Voermans Rogier P, Veldkamp Mariëlle C, Rauws Erik A, Bruno Marco J, Fockens Paul
Department of Gastroentorology and Hepatology, Academic Medical Center, University of Amsterdam, Amsterdam, The Netherlands.
Gastrointest Endosc. 2007 Nov;66(5):909-16. doi: 10.1016/j.gie.2007.05.043.
Surgical management of pancreatic necrosis is associated with significant morbidity and mortality. Several weeks after an episode of a necrotizing pancreatitis, necrosis can become organized. By the time necrosis becomes organized, endoscopic therapy has the potential to offer an alternative treatment to surgery.
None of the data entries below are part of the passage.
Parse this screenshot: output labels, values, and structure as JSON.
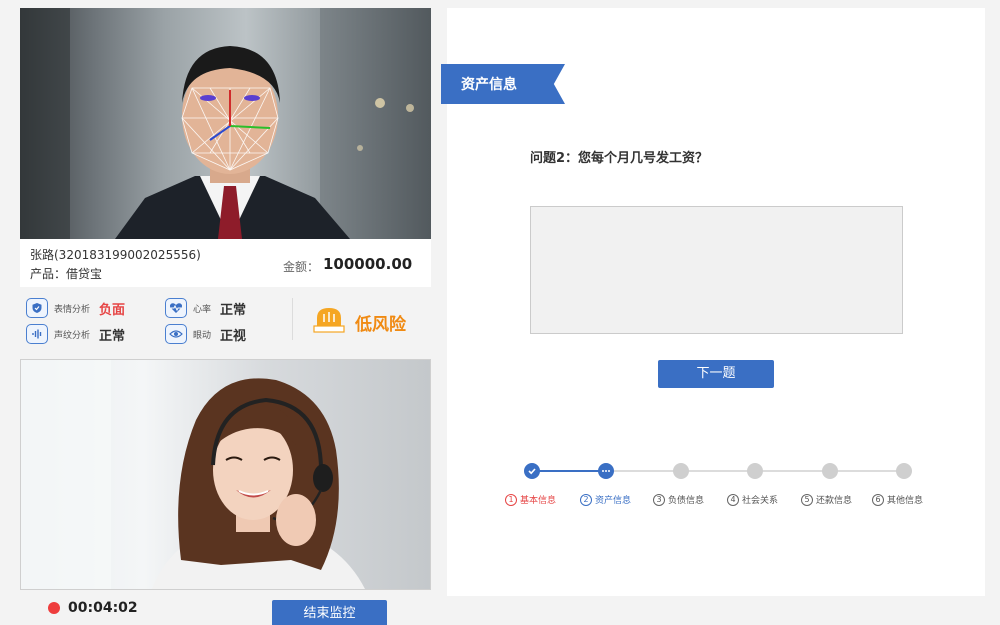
{
  "customer": {
    "name_id": "张路(320183199002025556)",
    "product": "产品：借贷宝",
    "amount_label": "金额：",
    "amount": "100000.00"
  },
  "metrics": [
    {
      "label": "表情分析",
      "value": "负面",
      "icon": "shield-icon"
    },
    {
      "label": "心率",
      "value": "正常",
      "icon": "heart-rate-icon"
    },
    {
      "label": "声纹分析",
      "value": "正常",
      "icon": "voiceprint-icon"
    },
    {
      "label": "眼动",
      "value": "正视",
      "icon": "eye-icon"
    }
  ],
  "risk": {
    "label": "低风险",
    "color": "#f08a12",
    "icon": "warning-light-icon"
  },
  "recording": {
    "time": "00:04:02",
    "end_button": "结束监控"
  },
  "section": {
    "title": "资产信息"
  },
  "question": {
    "text": "问题2：您每个月几号发工资？",
    "answer_value": ""
  },
  "next_button": "下一题",
  "steps": [
    {
      "num": "1",
      "label": "基本信息",
      "state": "done"
    },
    {
      "num": "2",
      "label": "资产信息",
      "state": "active"
    },
    {
      "num": "3",
      "label": "负债信息",
      "state": "pending"
    },
    {
      "num": "4",
      "label": "社会关系",
      "state": "pending"
    },
    {
      "num": "5",
      "label": "还款信息",
      "state": "pending"
    },
    {
      "num": "6",
      "label": "其他信息",
      "state": "pending"
    }
  ],
  "colors": {
    "accent": "#3a6fc4",
    "negative": "#e64545",
    "risk": "#f08a12",
    "record": "#ee3d3d"
  }
}
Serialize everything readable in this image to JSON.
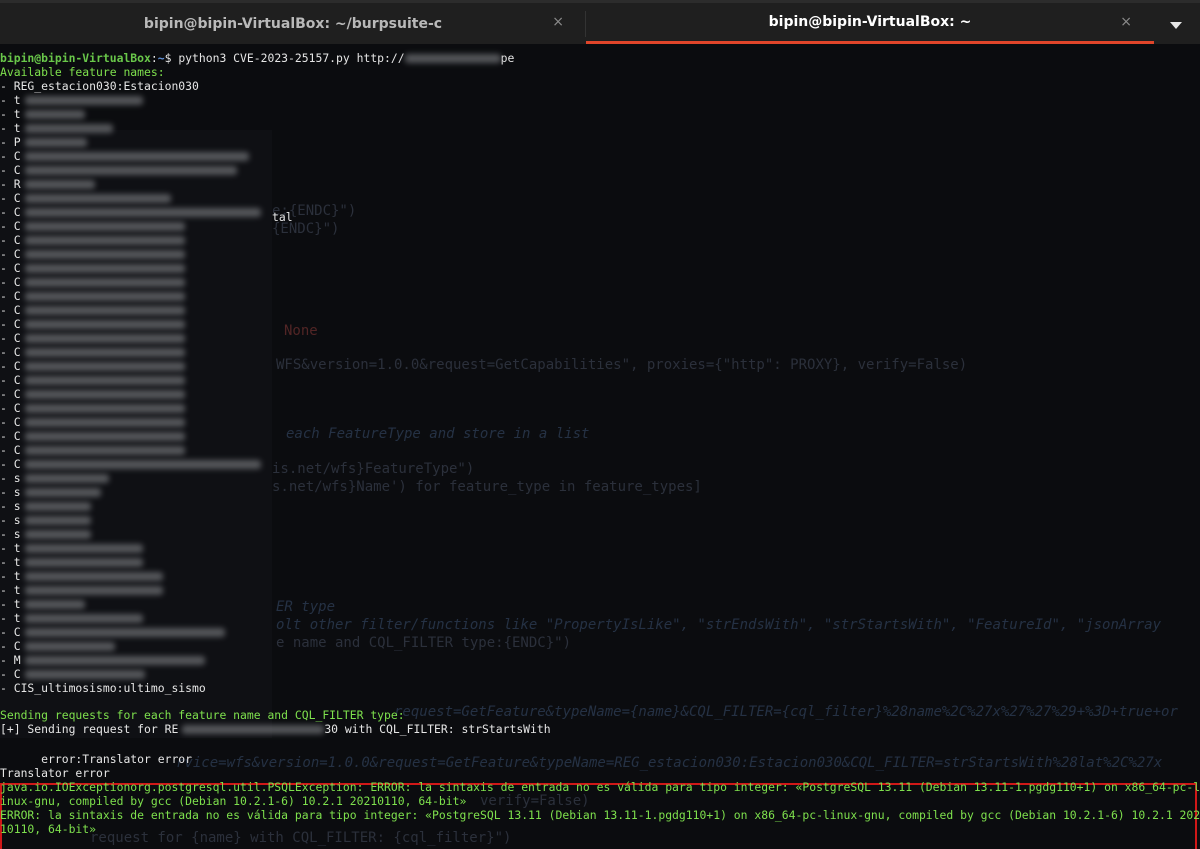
{
  "tabs": [
    {
      "title": "bipin@bipin-VirtualBox: ~/burpsuite-c",
      "close_icon": "×",
      "active": false
    },
    {
      "title": "bipin@bipin-VirtualBox: ~",
      "close_icon": "×",
      "active": true
    }
  ],
  "prompt": {
    "user": "bipin@bipin-VirtualBox",
    "sep": ":",
    "path": "~",
    "symbol": "$ ",
    "command": "python3 CVE-2023-25157.py http://",
    "command_tail": "pe"
  },
  "available_header": "Available feature names:",
  "features": [
    "- REG_estacion030:Estacion030",
    "- t",
    "- t",
    "- t",
    "- P",
    "- C",
    "- C",
    "- R",
    "- C",
    "- C",
    "- C",
    "- C",
    "- C",
    "- C",
    "- C",
    "- C",
    "- C",
    "- C",
    "- C",
    "- C",
    "- C",
    "- C",
    "- C",
    "- C",
    "- C",
    "- C",
    "- C",
    "- C",
    "- s",
    "- s",
    "- s",
    "- s",
    "- s",
    "- t",
    "- t",
    "- t",
    "- t",
    "- t",
    "- t",
    "- C",
    "- C",
    "- M",
    "- C",
    "- CIS_ultimosismo:ultimo_sismo"
  ],
  "sending_header": "Sending requests for each feature name and CQL_FILTER type:",
  "sending_request": "[+] Sending request for RE",
  "sending_request_tail": "30 with CQL_FILTER: strStartsWith",
  "error_lines": [
    "      error:Translator error",
    "Translator error",
    "java.io.IOExceptionorg.postgresql.util.PSQLException: ERROR: la sintaxis de entrada no es válida para tipo integer: «PostgreSQL 13.11 (Debian 13.11-1.pgdg110+1) on x86_64-pc-l",
    "inux-gnu, compiled by gcc (Debian 10.2.1-6) 10.2.1 20210110, 64-bit»",
    "ERROR: la sintaxis de entrada no es válida para tipo integer: «PostgreSQL 13.11 (Debian 13.11-1.pgdg110+1) on x86_64-pc-linux-gnu, compiled by gcc (Debian 10.2.1-6) 10.2.1 202",
    "10110, 64-bit»"
  ],
  "ghost_code": [
    "e:{ENDC}\")",
    "{ENDC}\")",
    "None",
    "WFS&version=1.0.0&request=GetCapabilities\", proxies={\"http\": PROXY}, verify=False)",
    "each FeatureType and store in a list",
    "is.net/wfs}FeatureType\")",
    "s.net/wfs}Name') for feature_type in feature_types]",
    "ER type",
    "olt other filter/functions like \"PropertyIsLike\", \"strEndsWith\", \"strStartsWith\", \"FeatureId\", \"jsonArray",
    "e name and CQL_FILTER type:{ENDC}\")",
    "request=GetFeature&typeName={name}&CQL_FILTER={cql_filter}%28name%2C%27x%27%27%29+%3D+true+or",
    "rvice=wfs&version=1.0.0&request=GetFeature&typeName=REG_estacion030:Estacion030&CQL_FILTER=strStartsWith%28lat%2C%27x",
    "verify=False)",
    "request for {name} with CQL_FILTER: {cql_filter}\")"
  ],
  "overlay_fragments": {
    "tal": "tal"
  },
  "colors": {
    "accent": "#e0452a",
    "error_border": "#d01818",
    "green_text": "#7ee04d",
    "prompt_user": "#69c74a",
    "prompt_path": "#5f8fd6"
  }
}
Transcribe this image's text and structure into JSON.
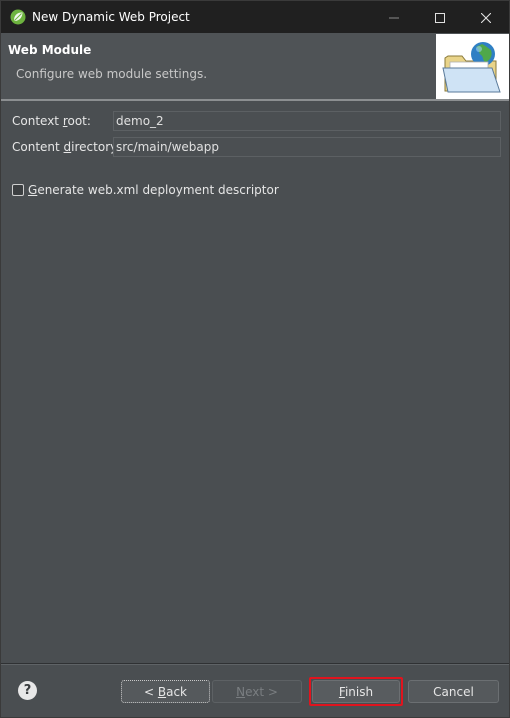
{
  "window": {
    "title": "New Dynamic Web Project"
  },
  "banner": {
    "title": "Web Module",
    "description": "Configure web module settings."
  },
  "form": {
    "context_root": {
      "label_prefix": "Context ",
      "label_mnemonic": "r",
      "label_suffix": "oot:",
      "value": "demo_2"
    },
    "content_directory": {
      "label_prefix": "Content ",
      "label_mnemonic": "d",
      "label_suffix": "irectory:",
      "value": "src/main/webapp"
    },
    "generate_webxml": {
      "label_mnemonic": "G",
      "label_suffix": "enerate web.xml deployment descriptor",
      "checked": false
    }
  },
  "buttons": {
    "help": "?",
    "back_prefix": "< ",
    "back_mnemonic": "B",
    "back_suffix": "ack",
    "next_mnemonic": "N",
    "next_suffix": "ext >",
    "finish_mnemonic": "F",
    "finish_suffix": "inish",
    "cancel": "Cancel"
  },
  "colors": {
    "dialog_background": "#4a4e51",
    "titlebar_background": "#202020",
    "finish_highlight": "#e0141e"
  },
  "icons": {
    "app": "spring-leaf-icon",
    "banner": "web-folder-globe-icon"
  }
}
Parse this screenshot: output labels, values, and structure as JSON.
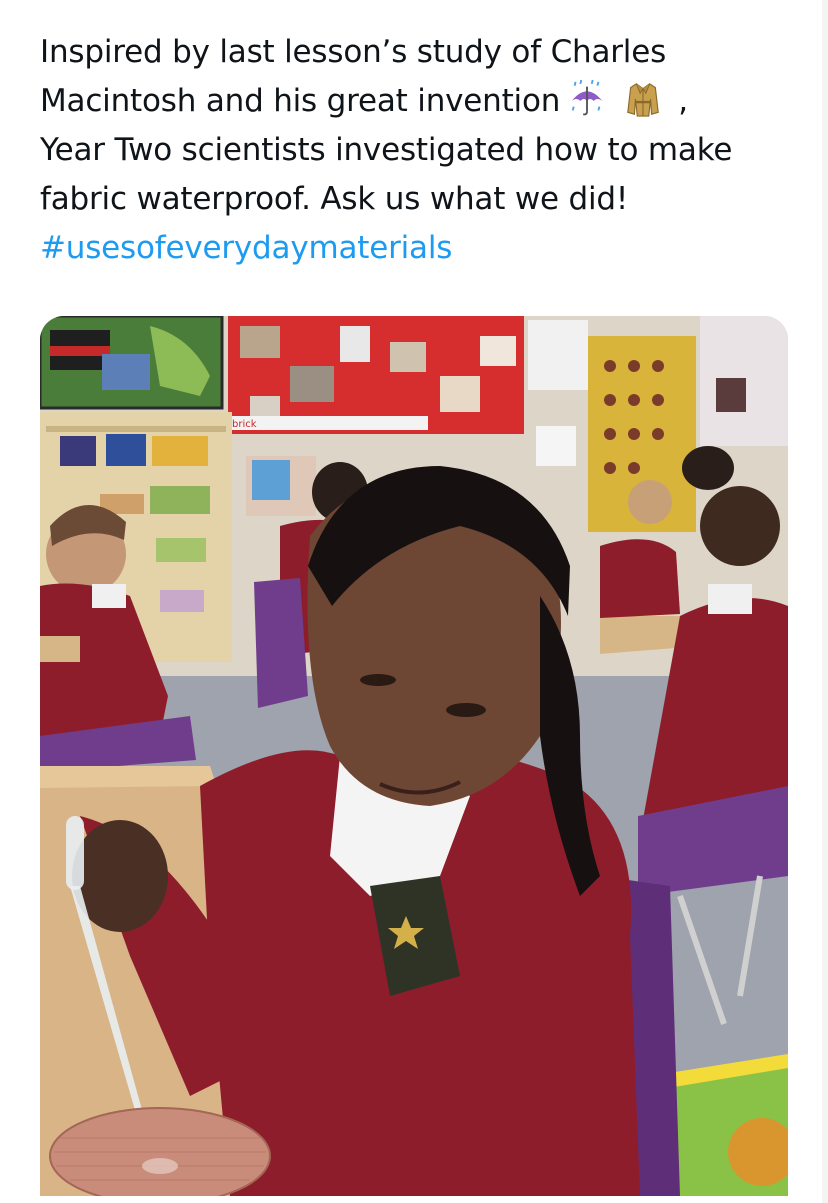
{
  "tweet": {
    "text_line1": "Inspired by last lesson’s study of Charles",
    "text_line2": "Macintosh and his great invention",
    "text_line2_end": ",",
    "text_line3": "Year Two scientists investigated how to make",
    "text_line4": "fabric waterproof. Ask us what we did!",
    "hashtag": "#usesofeverydaymaterials",
    "emojis": [
      "umbrella-with-rain-icon",
      "coat-icon"
    ]
  },
  "colors": {
    "text": "#0f1419",
    "hashtag": "#1d9bf0",
    "uniform": "#8e1d2c",
    "chair": "#6f3d8c"
  },
  "photo": {
    "display_label": "brick"
  }
}
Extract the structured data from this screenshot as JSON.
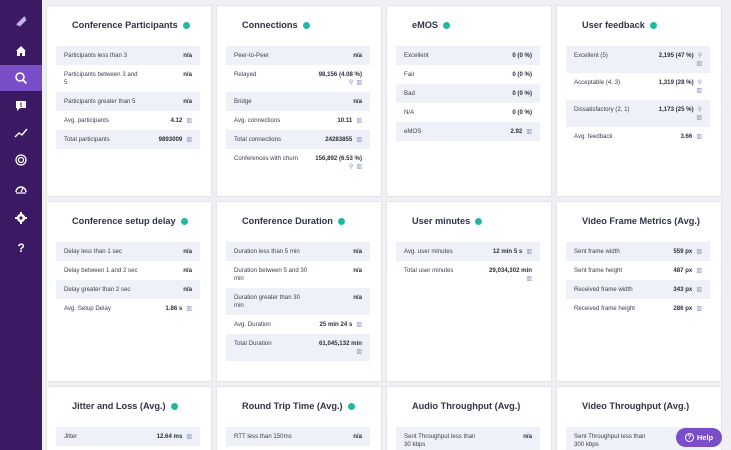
{
  "sidebar": {
    "icons": [
      "logo-icon",
      "home-icon",
      "analytics-icon",
      "feedback-icon",
      "trend-icon",
      "fingerprint-icon",
      "gauge-icon",
      "settings-icon",
      "help-question-icon"
    ]
  },
  "cards": {
    "participants": {
      "title": "Conference Participants",
      "rows": [
        {
          "label": "Participants less than 3",
          "value": "n/a"
        },
        {
          "label": "Participants between 3 and 5",
          "value": "n/a"
        },
        {
          "label": "Participants greater than 5",
          "value": "n/a"
        },
        {
          "label": "Avg. participants",
          "value": "4.12"
        },
        {
          "label": "Total participants",
          "value": "9893009"
        }
      ]
    },
    "connections": {
      "title": "Connections",
      "rows": [
        {
          "label": "Peer-to-Peer",
          "value": "n/a"
        },
        {
          "label": "Relayed",
          "value": "98,156 (4.08 %)"
        },
        {
          "label": "Bridge",
          "value": "n/a"
        },
        {
          "label": "Avg. connections",
          "value": "10.11"
        },
        {
          "label": "Total connections",
          "value": "24283855"
        },
        {
          "label": "Conferences with churn",
          "value": "156,892 (6.53 %)"
        }
      ]
    },
    "emos": {
      "title": "eMOS",
      "rows": [
        {
          "label": "Excellent",
          "value": "0 (0 %)"
        },
        {
          "label": "Fair",
          "value": "0 (0 %)"
        },
        {
          "label": "Bad",
          "value": "0 (0 %)"
        },
        {
          "label": "N/A",
          "value": "0 (0 %)"
        },
        {
          "label": "eMOS",
          "value": "2.92"
        }
      ]
    },
    "feedback": {
      "title": "User feedback",
      "rows": [
        {
          "label": "Excellent (5)",
          "value": "2,195 (47 %)"
        },
        {
          "label": "Acceptable (4, 3)",
          "value": "1,319 (28 %)"
        },
        {
          "label": "Dissatisfactory (2, 1)",
          "value": "1,173 (25 %)"
        },
        {
          "label": "Avg. feedback",
          "value": "3.66"
        }
      ]
    },
    "setup_delay": {
      "title": "Conference setup delay",
      "rows": [
        {
          "label": "Delay less than 1 sec",
          "value": "n/a"
        },
        {
          "label": "Delay between 1 and 2 sec",
          "value": "n/a"
        },
        {
          "label": "Delay greater than 2 sec",
          "value": "n/a"
        },
        {
          "label": "Avg. Setup Delay",
          "value": "1.86 s"
        }
      ]
    },
    "duration": {
      "title": "Conference Duration",
      "rows": [
        {
          "label": "Duration less than 5 min",
          "value": "n/a"
        },
        {
          "label": "Duration between 5 and 30 min",
          "value": "n/a"
        },
        {
          "label": "Duration greater than 30 min",
          "value": "n/a"
        },
        {
          "label": "Avg. Duration",
          "value": "25 min 24 s"
        },
        {
          "label": "Total Duration",
          "value": "61,045,132 min"
        }
      ]
    },
    "user_minutes": {
      "title": "User minutes",
      "rows": [
        {
          "label": "Avg. user minutes",
          "value": "12 min 5 s"
        },
        {
          "label": "Total user minutes",
          "value": "29,034,302 min"
        }
      ]
    },
    "video_frame": {
      "title": "Video Frame Metrics (Avg.)",
      "rows": [
        {
          "label": "Sent frame width",
          "value": "559 px"
        },
        {
          "label": "Sent frame height",
          "value": "487 px"
        },
        {
          "label": "Received frame width",
          "value": "343 px"
        },
        {
          "label": "Received frame height",
          "value": "286 px"
        }
      ]
    },
    "jitter": {
      "title": "Jitter and Loss (Avg.)",
      "rows": [
        {
          "label": "Jitter",
          "value": "12.64 ms"
        }
      ]
    },
    "rtt": {
      "title": "Round Trip Time (Avg.)",
      "rows": [
        {
          "label": "RTT less than 150ms",
          "value": "n/a"
        }
      ]
    },
    "audio_throughput": {
      "title": "Audio Throughput (Avg.)",
      "rows": [
        {
          "label": "Sent Throughput less than 30 kbps",
          "value": "n/a"
        }
      ]
    },
    "video_throughput": {
      "title": "Video Throughput (Avg.)",
      "rows": [
        {
          "label": "Sent Throughput less than 300 kbps",
          "value": ""
        }
      ]
    }
  },
  "help_button": {
    "label": "Help"
  },
  "colors": {
    "sidebar": "#3b1a63",
    "accent": "#7b4ec9",
    "info_dot": "#20b8a4"
  }
}
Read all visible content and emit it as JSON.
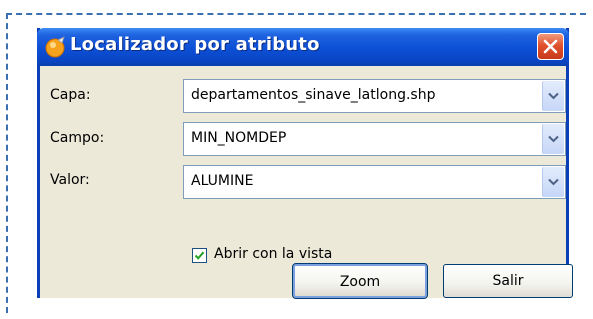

To evaluate the safety and efficacy of endoscopic debridement of organized pancreatic necrosis and to identify procedural aspects that may improve outcome.
Retrospective cohort study.
Tertiary referral center.
All consecutive patients who underwent this novel endoscopic approach were included.
Treatment started with a cystoenterostomy or a cystogastrostomy. The next steps consisted of balloon dilation, up to 18 mm; advancement of an endoscope into the retroperitoneal cavity; and endoscopic debridement of the collection under direct endoscopic vision. Debridement was repeated every 2 days until most necrotic material was evacuated. In addition, nasocystic catheter irrigation was performed manually with saline solution 6 to 8 times a day.
Clinical success, number of endoscopic procedures, and complications.
Twenty-five patients were identified, who had undergone debridement of 27 collections. In 11, 13, 2, and 1 collections, 1, 2, 3, and 4 endoscopic debridement procedures, respectively, were performed. There was no mortality. Severe complications that required surgery occurred in 2 patients: hemorrhage in 1 case and perforation of cyst wall in the other. During a median follow-up of 16 months (range 3-38 months), the overall clinical success rate with resolution of the collection and related symptoms was 93%.
Retrospective study.
In this study, we showed that endoscopic debridement is an effective and relatively safe minimally invasive therapy in patients with symptomatic organized pancreatic necrosis. Further comparative studies are warranted to define its definitive role in the management of these patients.
胰腺坏死的手术治疗与显著的发病率和死亡率相关。在坏死性胰腺炎发作数周后,坏死组织可形成包裹。当坏死组织形成包裹时,内镜治疗有可能成为手术的替代治疗方法。
评估内镜下清创治疗包裹性胰腺坏死的安全性和有效性,并确定可能改善治疗效果的操作环节。
回顾性队列研究。
三级转诊中心。
所有接受这种新型内镜治疗方法的连续患者均被纳入。
治疗开始时进行囊肿肠吻合术或囊肿胃吻合术。接下来的步骤包括球囊扩张,最大至18毫米;将内镜推进至腹膜后腔;在内镜直视下对病灶进行清创。每2天重复清创一次,直至大部分坏死物质被清除。此外,每天用生理盐水手动进行鼻囊肿导管冲洗6至8次。
临床成功率、内镜操作次数和并发症。
共确定25例患者,对27个病灶进行了清创。分别对11个、13个、2个和1个病灶进行了1次、2次、3次和4次内镜清创操作。无死亡病例。2例患者出现需要手术治疗的严重并发症:1例出血,另1例囊肿壁穿孔。在中位随访期16个月(范围3 - 38个月)内,病灶及相关症状消失的总体临床成功率为93%。
回顾性研究。
在本研究中,我们表明内镜清创术是治疗有症状的包裹性胰腺坏死患者的一种有效且相对安全的微创治疗方法。有必要进行进一步的对比研究以明确其在这些患者治疗中的明确作用。